Goldman Sachs analyst We lowered INTC’s target price significantly. We lowered our stock price from $39 to $34 and lowered our adjusted EPS estimates for the 2024-2026 period by an average of 18%. It also reaffirmed its ‘sell’ rating on the stock, which has been in effect since July 2020.

“We are concerned that the company will continue to cede wallet share within the overall data center computing market to companies like Nvidia and Arm,” Goldman analysts said.

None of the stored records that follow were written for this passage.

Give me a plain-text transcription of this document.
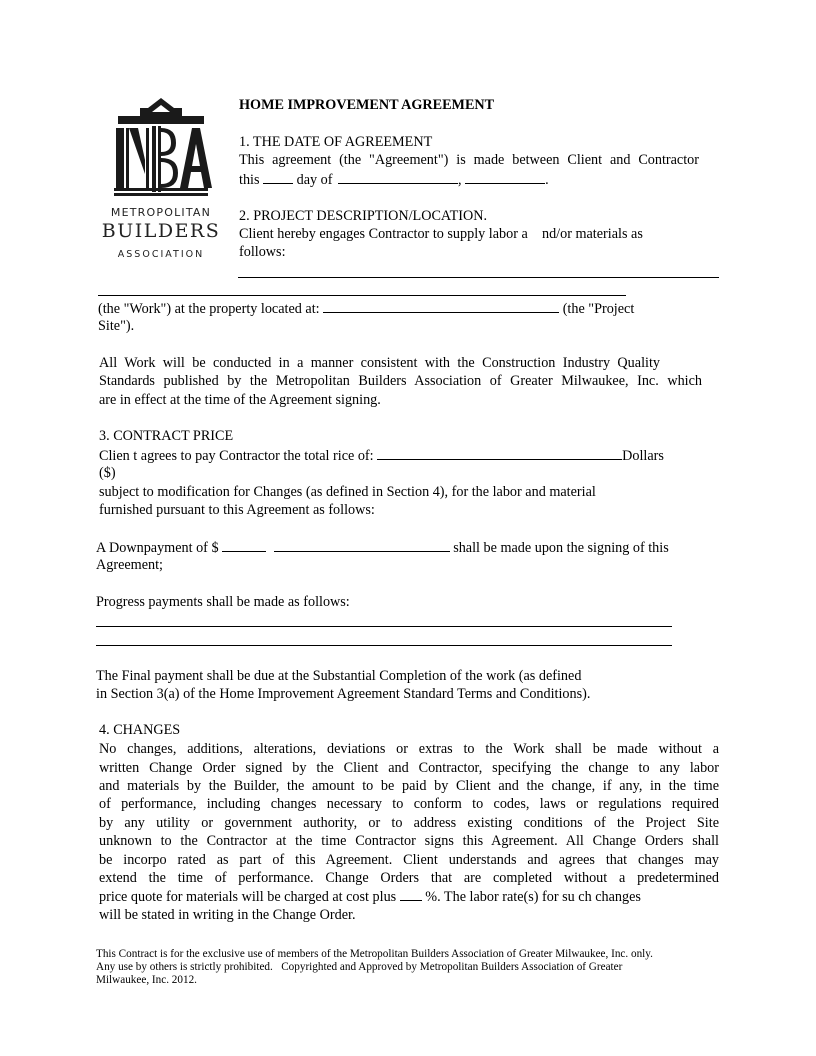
METROPOLITAN
BUILDERS
ASSOCIATION
HOME IMPROVEMENT AGREEMENT
1. THE DATE OF AGREEMENT
This agreement (the "Agreement") is made between Client and Contractor
this	day of	,	.
2. PROJECT DESCRIPTION/LOCATION.
Client hereby engages Contractor to supply labor a    nd/or materials as
follows:
(the "Work") at the property located at:	(the "Project
Site").
All Work will be conducted in a manner consistent with the Construction Industry Quality
Standards published by the Metropolitan Builders Association of Greater Milwaukee, Inc. which
are in effect at the time of the Agreement signing.
3. CONTRACT PRICE
Clien t agrees to pay Contractor the total rice of:	Dollars
($)
subject to modification for Changes (as defined in Section 4), for the labor and material
furnished pursuant to this Agreement as follows:
A Downpayment of $	shall be made upon the signing of this
Agreement;
Progress payments shall be made as follows:
The Final payment shall be due at the Substantial Completion of the work (as defined
in Section 3(a) of the Home Improvement Agreement Standard Terms and Conditions).
4. CHANGES
No changes, additions, alterations, deviations or extras to the Work shall be made without a
written Change Order signed by the Client and Contractor, specifying the change to any labor
and materials by the Builder, the amount to be paid by Client and the change, if any, in the time
of performance, including changes necessary to conform to codes, laws or regulations required
by any utility or government authority, or to address existing conditions of the Project Site
unknown to the Contractor at the time Contractor signs this Agreement. All Change Orders shall
be incorpo rated as part of this Agreement. Client understands and agrees that changes may
extend the time of performance. Change Orders that are completed without a predetermined
price quote for materials will be charged at cost plus %. The labor rate(s) for su ch changes
will be stated in writing in the Change Order.
This Contract is for the exclusive use of members of the Metropolitan Builders Association of Greater Milwaukee, Inc. only.
Any use by others is strictly prohibited.   Copyrighted and Approved by Metropolitan Builders Association of Greater
Milwaukee, Inc. 2012.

meantime, Bank of America Corporation (BAC) We lowered our price target from $44 to $40 due to high costs, low growth, and fierce competition. According to BofA analysts, the bleak second-quarter earnings guidance highlights that “topline growth remains tepid due to limited AI exposure, while manufacturing utilization is low and costs are rising.”

They added that Intel’s “corporate position, U.S.-based manufacturing assets, and weak investor sentiment offer the potential for a turnaround.”

conclusion

INTC’s first quarter 2024 results beat Wall Street expectations for EPS but fell short on revenue. The chipmaker also gave a weak outlook for the current quarter.

After the U.S. Department of Commerce recently revoked certain chip export licenses to Huawei in a bid to curb China’s technology powerhouse, Intel revised its second-quarter revenue guidance, projecting it to be below its initial range of $12.5 billion to $13.5 billion.

INTC’s stock price fell more than 30% in April, its biggest decline since June 2002. Moreover, the stock is trading below the 50-day and 200-day moving averages of $38.33 and $39.74, respectively, indicating a downtrend.

Despite having dominated the semiconductor industry for over 50 years, INTC now faces stiff competition from competitors such as AMD, NVDA, TSM, Samsung, ARM, and others. Additionally, the ongoing AI boom has led to corporate spending shifting away from Intel’s traditional data center chips.

As competition intensifies with limited exposure to AI, doubts are growing about Intel’s future dominance in the semiconductor industry.

INTC CEO Pat Gelsinger told investors on the earnings call to focus on the company’s long-term potential.

Analysts expect INTC’s revenue to be $13.06 billion in the second quarter ending June 2024, up slightly from the previous year. However, EPS for this quarter is expected to be $0.11, down 18.2% year-over-year. During fiscal 2024, the chipmaker’s revenue and EPS are expected to reach $55.99 billion and $1.10, up 3.3% and 4.8%, respectively, from the previous year.

“2024 should mark the bottom for many aspects of the business, but the pace of recovery is unlikely to remain unclear,” Stifel said in a note to clients.

Considering INTC’s disappointing earnings guidance, regulatory concerns, and fierce competition, it may be prudent not to invest in this stock at this time.